I was in school, Sophmore year of high school. We heard rumors about the first tower. We ran to the MCJROTC room and wheeled out the TV on a cart and plugged it in. Saw the news. Before they could even make an announcement on the loud speaker my entire high school (5500 kids) was already out the door frantically trying to get home, and make contact with mom, dad, aunts and uncles, friends. Everybody had a parent, relative, or friend who worked downtown either at the trade center, or in the buildings adjacent to it. Myself included.
It was absolute chaos trying to get home. I remember finally getting home and just walking down to the ocean (I lived right off the beach so we could see the towers burning off the manhattan shoreline right from our neighborhood in Staten Island. It was so surreal and just something I will never forget. Nor the days that followed.
Train after train, bus after bus of NYPD, Court Officers, FDNY, Sanitation workers, Union contractors. COVERED in debris and soot. None of them said a word. Most were so dehydrated they could barely cry. Some cried the entire walk home.
We offered them food, water, clothing. Anything they could bring back to the site with them. They all would return an hour later in fresh clothes with whatever tools and supplies they could carry, getting back on public transportation to continue. These men and women worked for hours and days on end. The nights turned into a patriotic frenzy. We flooded the streets, waving American flags, singing the star spangled banner, cheering on the heroes as they returned from the site.
I remember one of them screaming at us because it was nothing to cheer about. He just absolutely had a mental breakdown. His face is burned in my brain forever. I've never seen anger and sorrow at one time the way this man had it written all over his face.
The patriotic fervor turned ugly in my neighborhood. We had this Egyptian muslim family that lived in our neighborhood who ran some sort of news broadcast channel or network from their home. They always had this enormous satellite dish on the top of their house. They never bothered us, and we never bothered them.

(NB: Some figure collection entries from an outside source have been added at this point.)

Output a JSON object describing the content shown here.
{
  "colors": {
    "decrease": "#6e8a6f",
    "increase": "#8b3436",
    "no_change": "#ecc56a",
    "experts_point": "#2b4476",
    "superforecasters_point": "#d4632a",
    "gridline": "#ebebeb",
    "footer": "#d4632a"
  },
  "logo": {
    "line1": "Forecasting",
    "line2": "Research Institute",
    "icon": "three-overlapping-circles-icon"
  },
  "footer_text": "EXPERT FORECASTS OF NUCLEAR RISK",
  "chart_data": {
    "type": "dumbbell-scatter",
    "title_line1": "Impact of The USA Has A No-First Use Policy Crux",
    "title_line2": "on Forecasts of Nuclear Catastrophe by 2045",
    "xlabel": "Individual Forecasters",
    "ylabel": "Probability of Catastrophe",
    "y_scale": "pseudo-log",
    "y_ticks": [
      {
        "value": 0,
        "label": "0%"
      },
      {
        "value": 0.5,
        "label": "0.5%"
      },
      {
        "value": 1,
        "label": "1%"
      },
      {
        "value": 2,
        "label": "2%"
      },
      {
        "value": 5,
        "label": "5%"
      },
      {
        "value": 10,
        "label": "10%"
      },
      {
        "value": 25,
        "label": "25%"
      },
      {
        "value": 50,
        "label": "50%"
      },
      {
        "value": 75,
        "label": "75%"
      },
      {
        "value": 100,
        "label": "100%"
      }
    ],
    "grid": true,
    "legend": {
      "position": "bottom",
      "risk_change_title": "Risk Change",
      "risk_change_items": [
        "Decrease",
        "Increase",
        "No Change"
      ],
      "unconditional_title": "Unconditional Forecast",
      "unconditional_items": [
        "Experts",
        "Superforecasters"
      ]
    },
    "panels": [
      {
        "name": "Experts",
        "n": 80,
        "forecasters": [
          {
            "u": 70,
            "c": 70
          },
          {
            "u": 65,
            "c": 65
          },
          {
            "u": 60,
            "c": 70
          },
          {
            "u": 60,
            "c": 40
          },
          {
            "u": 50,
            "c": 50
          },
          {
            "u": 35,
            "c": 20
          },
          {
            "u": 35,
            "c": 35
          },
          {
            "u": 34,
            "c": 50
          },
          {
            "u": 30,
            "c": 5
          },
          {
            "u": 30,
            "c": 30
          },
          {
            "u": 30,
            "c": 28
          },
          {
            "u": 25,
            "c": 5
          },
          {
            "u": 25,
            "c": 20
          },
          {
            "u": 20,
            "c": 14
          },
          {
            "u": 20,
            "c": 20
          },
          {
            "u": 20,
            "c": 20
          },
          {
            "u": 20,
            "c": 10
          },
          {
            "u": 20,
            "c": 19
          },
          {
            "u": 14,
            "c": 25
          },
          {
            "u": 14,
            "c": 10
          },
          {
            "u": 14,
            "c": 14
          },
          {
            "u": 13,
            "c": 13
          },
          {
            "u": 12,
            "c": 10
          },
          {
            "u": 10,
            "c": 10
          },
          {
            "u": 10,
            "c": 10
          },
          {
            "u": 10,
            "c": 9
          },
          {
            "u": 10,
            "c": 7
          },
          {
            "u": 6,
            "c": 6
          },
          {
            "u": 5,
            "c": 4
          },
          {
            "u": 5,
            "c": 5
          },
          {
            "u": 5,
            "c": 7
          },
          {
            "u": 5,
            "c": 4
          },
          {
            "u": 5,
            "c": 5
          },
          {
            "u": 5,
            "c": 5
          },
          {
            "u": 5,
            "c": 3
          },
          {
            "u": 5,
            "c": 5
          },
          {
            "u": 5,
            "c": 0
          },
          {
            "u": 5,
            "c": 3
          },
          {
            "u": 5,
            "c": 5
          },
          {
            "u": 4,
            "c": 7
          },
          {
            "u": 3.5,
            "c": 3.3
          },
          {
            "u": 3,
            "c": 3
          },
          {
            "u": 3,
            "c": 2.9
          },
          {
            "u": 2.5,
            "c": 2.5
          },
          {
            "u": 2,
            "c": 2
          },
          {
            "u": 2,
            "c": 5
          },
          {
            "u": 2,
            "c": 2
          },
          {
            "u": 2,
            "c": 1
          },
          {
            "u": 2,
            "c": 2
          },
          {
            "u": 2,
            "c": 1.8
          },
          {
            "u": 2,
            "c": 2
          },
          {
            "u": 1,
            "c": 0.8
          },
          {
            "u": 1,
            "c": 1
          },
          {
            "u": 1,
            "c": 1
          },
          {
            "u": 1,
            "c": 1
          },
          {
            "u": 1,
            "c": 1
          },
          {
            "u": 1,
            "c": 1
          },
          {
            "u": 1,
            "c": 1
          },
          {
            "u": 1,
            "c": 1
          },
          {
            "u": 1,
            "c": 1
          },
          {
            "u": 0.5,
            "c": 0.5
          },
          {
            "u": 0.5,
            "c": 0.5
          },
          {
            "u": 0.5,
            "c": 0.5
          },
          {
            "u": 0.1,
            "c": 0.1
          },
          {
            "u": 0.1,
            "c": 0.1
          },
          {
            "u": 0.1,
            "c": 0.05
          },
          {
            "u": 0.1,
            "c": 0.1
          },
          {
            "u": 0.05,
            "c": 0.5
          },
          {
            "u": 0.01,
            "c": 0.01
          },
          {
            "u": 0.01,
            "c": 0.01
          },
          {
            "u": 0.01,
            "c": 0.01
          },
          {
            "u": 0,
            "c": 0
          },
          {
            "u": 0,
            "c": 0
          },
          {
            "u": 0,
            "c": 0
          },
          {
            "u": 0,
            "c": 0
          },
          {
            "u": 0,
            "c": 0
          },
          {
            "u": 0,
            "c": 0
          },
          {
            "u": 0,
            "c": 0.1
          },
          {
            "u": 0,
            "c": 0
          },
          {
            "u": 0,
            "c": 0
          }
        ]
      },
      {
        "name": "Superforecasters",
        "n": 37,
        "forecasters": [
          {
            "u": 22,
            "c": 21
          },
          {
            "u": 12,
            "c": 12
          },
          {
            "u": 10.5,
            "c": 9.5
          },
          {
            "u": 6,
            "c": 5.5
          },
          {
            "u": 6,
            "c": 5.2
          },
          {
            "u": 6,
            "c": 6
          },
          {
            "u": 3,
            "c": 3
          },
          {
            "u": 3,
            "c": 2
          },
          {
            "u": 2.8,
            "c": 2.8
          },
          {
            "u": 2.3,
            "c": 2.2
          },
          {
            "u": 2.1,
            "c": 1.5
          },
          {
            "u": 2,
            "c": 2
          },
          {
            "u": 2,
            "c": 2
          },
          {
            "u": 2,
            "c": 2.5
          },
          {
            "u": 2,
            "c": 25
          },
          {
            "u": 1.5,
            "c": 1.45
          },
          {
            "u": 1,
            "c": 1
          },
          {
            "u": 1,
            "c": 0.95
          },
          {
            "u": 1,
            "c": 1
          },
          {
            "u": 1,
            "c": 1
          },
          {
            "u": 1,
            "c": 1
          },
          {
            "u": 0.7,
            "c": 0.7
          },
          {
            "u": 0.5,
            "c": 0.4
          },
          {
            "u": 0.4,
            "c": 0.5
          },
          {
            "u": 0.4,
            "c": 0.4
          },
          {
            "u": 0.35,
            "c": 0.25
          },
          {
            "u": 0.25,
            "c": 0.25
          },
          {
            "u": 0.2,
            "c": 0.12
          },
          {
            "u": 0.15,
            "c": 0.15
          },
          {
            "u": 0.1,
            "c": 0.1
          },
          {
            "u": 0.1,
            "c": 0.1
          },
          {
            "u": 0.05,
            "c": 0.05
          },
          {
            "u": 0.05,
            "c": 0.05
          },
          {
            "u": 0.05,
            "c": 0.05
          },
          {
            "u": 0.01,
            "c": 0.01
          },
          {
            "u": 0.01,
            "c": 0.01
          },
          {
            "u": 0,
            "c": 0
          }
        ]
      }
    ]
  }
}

Until the 1st night of all this madness. The father comes out into the street and lights an American flag on fire.
The beating he proceeds to receive at the hands of all of us (i'm not proud to admit it, but myself included) was merciless. Some others stormed the house and proceeded to rip the satellite dish off of the roof, destroying it.
Police were called, one patrol responded and watched over him until an ambulance arrived. That was all that was done. They left once the ambulance drove away. Not a word said.
It is an event that defines a generation of Americans. For better or worse. It is sometimes hard to see how deeply it affected other parts of the country, being that it hit right at home for me. I can truly say that while being arguably the worst event and attack on continental soil, it was also the time I remember my country being absolutely unified.
The weeks that followed are just the most sad and depressing stories about friends and family waiting to hear from loved ones, who never do, or receive false alarms. To which a very close friend of ours lost their father. no news for 3 days, only to receive a call from a hospital in NJ that they had a Joseph Grillo there, in recovery. The entire neighborhood goes there to see him, only to find out that it was Joseph F Grillo, not Joseph M Grillo.
Through everything that happened. That is the one time I broke down and just absolutely balled my eyes out. That was the moment that broke me.